The Difference Between Regular And French-Style Cut Green Beans

Did you know there are two different styles of cutting green beans? When you get home from the farmers market or grocery store with a bag of the fresh veggies in tow, you've got a few options for how to prepare them. The first, of course, is to trim the ends off with a straight cut, so the tip is flat and could (theoretically) stand up on a cutting board. If you'd like to get a little fancy, however, try the French cut, aka the julienne.

When you French cut your green beans, you're thinly slicing the entire veggies into strips. The process starts the same way a regular cut begins, by cutting off the stems. But then, you'll cut them in half lengthwise and slice each half into even skinnier strips. Not only is this more time-consuming than slicing green beans the regular way, but it requires a bit of technique, as the veggies are already pretty thin to start off. But the end result is pretty, delicate, and an even more tender version of the original green beans.

How to cut green beans two different ways

Cutting green beans the regular way is pretty straightforward — and for added efficiency, line all the ends up in a big stack so you can cut a bunch at once. Don't forget to do the same thing to the other ends of the veggies, and feel free to cut them up even more if you need smaller pieces. Slicing green beans French-style, however, can be accomplished a few different ways. Besides the manual process, which involves using a knife to make thin strips, you can also use a food processor.

First, you'll need to have a slicer blade. Then, cut your green beans so they're small enough to fit through the hole, and feed them through the blade horizontally. If they're still not at your desired width, you can lightly pulse them in the processor for a few seconds. You'll end up with perfectly skinny sticks, without having to labor over each individual veggie.

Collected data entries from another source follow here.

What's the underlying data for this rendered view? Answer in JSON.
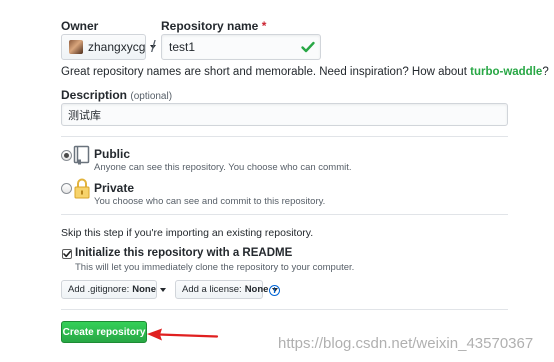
{
  "owner": {
    "label": "Owner",
    "selected": "zhangxycg"
  },
  "repository": {
    "label": "Repository name",
    "required_mark": "*",
    "separator": "/",
    "value": "test1"
  },
  "hint": {
    "prefix": "Great repository names are short and memorable. Need inspiration? How about ",
    "suggestion": "turbo-waddle",
    "suffix": "?"
  },
  "description": {
    "label": "Description",
    "optional": "(optional)",
    "value": "测试库"
  },
  "visibility": {
    "selected": "public",
    "public": {
      "title": "Public",
      "note": "Anyone can see this repository. You choose who can commit."
    },
    "private": {
      "title": "Private",
      "note": "You choose who can see and commit to this repository."
    }
  },
  "import_note": "Skip this step if you're importing an existing repository.",
  "readme": {
    "checked": true,
    "label": "Initialize this repository with a README",
    "note": "This will let you immediately clone the repository to your computer."
  },
  "gitignore": {
    "prefix": "Add .gitignore:",
    "value": "None"
  },
  "license": {
    "prefix": "Add a license:",
    "value": "None"
  },
  "info_icon": "i",
  "submit": {
    "label": "Create repository"
  },
  "annotation": {
    "color": "#e02020",
    "icon": "red-arrow-icon"
  },
  "watermark": "https://blog.csdn.net/weixin_43570367",
  "colors": {
    "accent_green": "#28a745",
    "link_blue": "#0366d6",
    "required_red": "#cb2431"
  }
}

There is also such a thing as a green bean slicer  — aka, a device made just for French-cutting green beans. While these slicers are designed to thinly cut the veggies, the downside is that you can only do a couple at a time. But if you don't have a food processor, this may be a quicker way to get your bunch trimmed. And now that you know the difference between a regular and julienne cut, you may want to give the latter a try.